The only way you can do that is to not make your films look and sound like the old biblical films. In those films, the characters were speaking with British accents. The dialogue was beautiful, in some cases, and the films look beautiful. They were pageants. But they had nothing really to do with our lives, where you “make up for your sins at home and in the streets, and not in church.” The transgressions
you have to undo are with people. It’s not about going to church on Sunday. Very often people think, I’ll go to church on Sunday and I’ll be okay. They know Jesus suffered, but they don’t really ask what the suffering was for. I was upset when
Last Temptation
came out and people were claiming it was harming their faith. I never want to injure anybody’s faith. If you have faith, that’s a good thing. Whether I have my faith or not, personally, is a constant struggle. But there’s a difference between faith and evolving in a spiritual way, a big difference.

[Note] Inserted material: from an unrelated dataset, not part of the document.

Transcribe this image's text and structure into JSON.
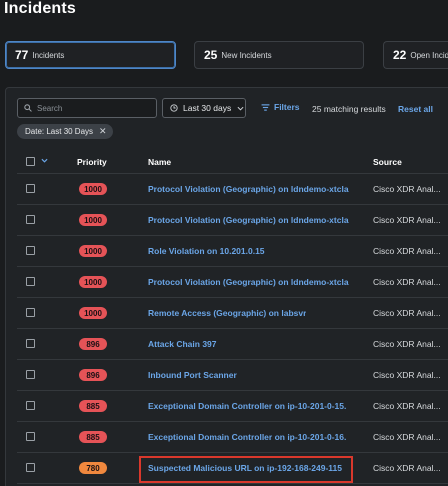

Faith, a certain kind of faith, is a dangerous thing. If you take faith to heart and it affects in a positive way the way you treat people around you, that’s great. The question of faith also brought me to make
Kundun—
about the
Dalai Lama—the idea of a man or a woman leading a life of spirituality, what that is. The moment I went into preparatory seminary, I was only fifteen or so, I was determined. It was one way of escaping the hard world I was born into, to separate myself, to not have to deal with the moral issues of the streets and what I was involved in there.

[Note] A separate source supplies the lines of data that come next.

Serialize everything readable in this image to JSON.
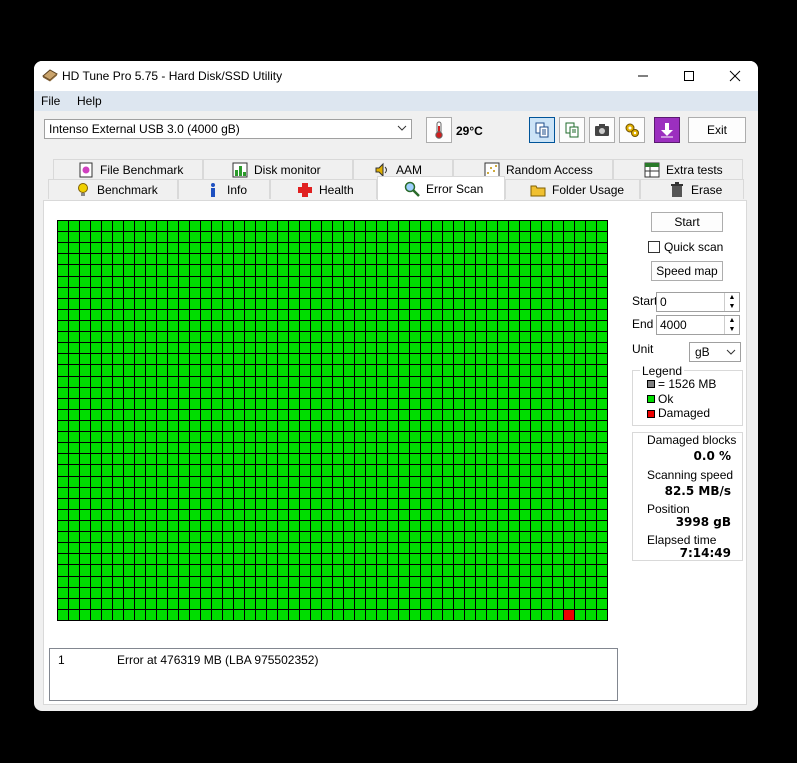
{
  "window": {
    "title": "HD Tune Pro 5.75 - Hard Disk/SSD Utility",
    "controls": {
      "minimize": "—",
      "maximize": "☐",
      "close": "✕"
    }
  },
  "menu": [
    {
      "label": "File"
    },
    {
      "label": "Help"
    }
  ],
  "toolbar": {
    "drive": "Intenso External USB 3.0 (4000 gB)",
    "temperature": "29°C",
    "exit_label": "Exit"
  },
  "tabs": {
    "row1": [
      "File Benchmark",
      "Disk monitor",
      "AAM",
      "Random Access",
      "Extra tests"
    ],
    "row2": [
      "Benchmark",
      "Info",
      "Health",
      "Error Scan",
      "Folder Usage",
      "Erase"
    ],
    "active": "Error Scan"
  },
  "scan": {
    "columns": 50,
    "rows": 36,
    "damaged_blocks": [
      [
        35,
        46
      ]
    ],
    "colors": {
      "ok": "#00dd00",
      "damaged": "#ee0000",
      "size": "#808080"
    }
  },
  "controls": {
    "start_button": "Start",
    "quick_scan_label": "Quick scan",
    "quick_scan_checked": false,
    "speed_map_button": "Speed map",
    "start_label": "Start",
    "start_value": "0",
    "end_label": "End",
    "end_value": "4000",
    "unit_label": "Unit",
    "unit_value": "gB"
  },
  "legend": {
    "title": "Legend",
    "size": "= 1526 MB",
    "ok": "Ok",
    "damaged": "Damaged"
  },
  "stats": {
    "damaged_blocks_label": "Damaged blocks",
    "damaged_blocks_value": "0.0 %",
    "scanning_speed_label": "Scanning speed",
    "scanning_speed_value": "82.5 MB/s",
    "position_label": "Position",
    "position_value": "3998 gB",
    "elapsed_label": "Elapsed time",
    "elapsed_value": "7:14:49"
  },
  "errors": [
    {
      "index": "1",
      "text": "Error at 476319 MB (LBA 975502352)"
    }
  ]
}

But I shocked myself. I couldn’t even take the first minor step toward the spiritual life that I had in mind. I was very disappointed in myself about not being able to take that step.

Jesus lived in the world. He wasn’t in a temple. He wasn’t in church. He was in the world. He was on the street. The picture I wanted to make was about Jesus on Eighth Avenue, something like Pasolini’s
Accattone
[about a pimp attempting to reform, with tragic consequence]. The pimp represents all of us. He’s our mortal condition. He dies. It’s like Jesus when he dies, in a sense.